Residential nursing providers already using the tool in neighbouring Warwickshire and Coventry have claimed it is a “struggle to use.”

And now it’s been rolled out in Worcestershire fears have been raised that data entered online may be used for punitive measures if it shows homes are not meeting the quality assurance mark demanded by clinical commissioning groups.

The package – known as Care Homes Dashboard – has been developed by NHS Arden Commissioning Support in partnership with Wyre Forest Clinical Commissioning Group (CCG), Redditch and Bromsgrove CCG and South Worcestershire CCG, to “monitor, manage and improve standards of care.”

But so far it has failed to win universal support in pilot areas.

Criticism has also come from the regional Care Association for Worcester with many managers and owners feeling it’s yet another hurdle that the industry would have to jump for no additional rewards.

Some of the homes in Warwickshire and Coventry have been using the Dashboard tool and frankly, have found it to be hard work.

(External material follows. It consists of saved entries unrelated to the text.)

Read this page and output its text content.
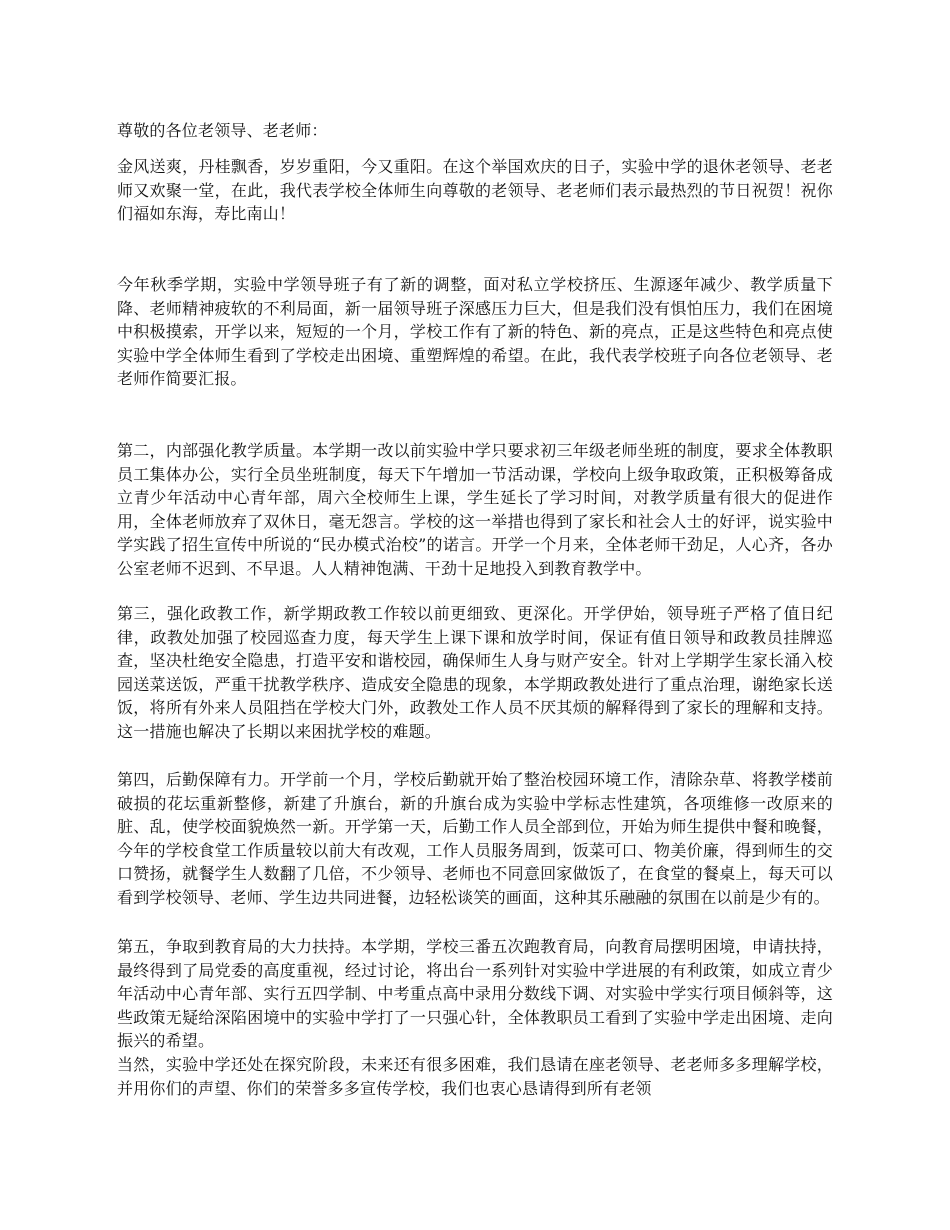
尊敬的各位老领导、老老师：

金风送爽，丹桂飘香，岁岁重阳，今又重阳。在这个举国欢庆的日子，实验中学的退休老领导、老老师又欢聚一堂，在此，我代表学校全体师生向尊敬的老领导、老老师们表示最热烈的节日祝贺！祝你们福如东海，寿比南山！

今年秋季学期，实验中学领导班子有了新的调整，面对私立学校挤压、生源逐年减少、教学质量下降、老师精神疲软的不利局面，新一届领导班子深感压力巨大，但是我们没有惧怕压力，我们在困境中积极摸索，开学以来，短短的一个月，学校工作有了新的特色、新的亮点，正是这些特色和亮点使实验中学全体师生看到了学校走出困境、重塑辉煌的希望。在此，我代表学校班子向各位老领导、老老师作简要汇报。

第二，内部强化教学质量。本学期一改以前实验中学只要求初三年级老师坐班的制度，要求全体教职员工集体办公，实行全员坐班制度，每天下午增加一节活动课，学校向上级争取政策，正积极筹备成立青少年活动中心青年部，周六全校师生上课，学生延长了学习时间，对教学质量有很大的促进作用，全体老师放弃了双休日，毫无怨言。学校的这一举措也得到了家长和社会人士的好评，说实验中学实践了招生宣传中所说的“民办模式治校”的诺言。开学一个月来，全体老师干劲足，人心齐，各办公室老师不迟到、不早退。人人精神饱满、干劲十足地投入到教育教学中。

第三，强化政教工作，新学期政教工作较以前更细致、更深化。开学伊始，领导班子严格了值日纪律，政教处加强了校园巡查力度，每天学生上课下课和放学时间，保证有值日领导和政教员挂牌巡查，坚决杜绝安全隐患，打造平安和谐校园，确保师生人身与财产安全。针对上学期学生家长涌入校园送菜送饭，严重干扰教学秩序、造成安全隐患的现象，本学期政教处进行了重点治理，谢绝家长送饭，将所有外来人员阻挡在学校大门外，政教处工作人员不厌其烦的解释得到了家长的理解和支持。这一措施也解决了长期以来困扰学校的难题。

第四，后勤保障有力。开学前一个月，学校后勤就开始了整治校园环境工作，清除杂草、将教学楼前破损的花坛重新整修，新建了升旗台，新的升旗台成为实验中学标志性建筑，各项维修一改原来的脏、乱，使学校面貌焕然一新。开学第一天，后勤工作人员全部到位，开始为师生提供中餐和晚餐，今年的学校食堂工作质量较以前大有改观，工作人员服务周到，饭菜可口、物美价廉，得到师生的交口赞扬，就餐学生人数翻了几倍，不少领导、老师也不同意回家做饭了，在食堂的餐桌上，每天可以看到学校领导、老师、学生边共同进餐，边轻松谈笑的画面，这种其乐融融的氛围在以前是少有的。

第五，争取到教育局的大力扶持。本学期，学校三番五次跑教育局，向教育局摆明困境，申请扶持，最终得到了局党委的高度重视，经过讨论，将出台一系列针对实验中学进展的有利政策，如成立青少年活动中心青年部、实行五四学制、中考重点高中录用分数线下调、对实验中学实行项目倾斜等，这些政策无疑给深陷困境中的实验中学打了一只强心针，全体教职员工看到了实验中学走出困境、走向振兴的希望。

当然，实验中学还处在探究阶段，未来还有很多困难，我们恳请在座老领导、老老师多多理解学校，并用你们的声望、你们的荣誉多多宣传学校，我们也衷心恳请得到所有老领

In a blame culture, homes are concerned, that despite the CCG saying it would not use the data for punitive methods, it wouldn’t be the case

I’m concerned too that my members are already swamped with Care Quality Commission ‘must-do’ tasks, and while I appreciate the Dashboard is aimed at being proactive, it’s yet another tier of data management that managers and owners are expected to fit in to their already overcrowded work schedules.

Sadly, although West Midlands Care Association represented a huge swathe of providers, it had not been involved with the development of the Dashboard.

The Dashboard claims to provide assurance on a range of local and national clinical key performance indicators, such as infection control, falls, pressure ulcers and hospital admissions.  It also includes a confidential ‘Serious Incidents’ and a ‘Never Events’ reporting portal, where providers can alert a local patient safety team of an incident in their home.

My Worcester colleagues sum it up admirable: More work – no extra pay.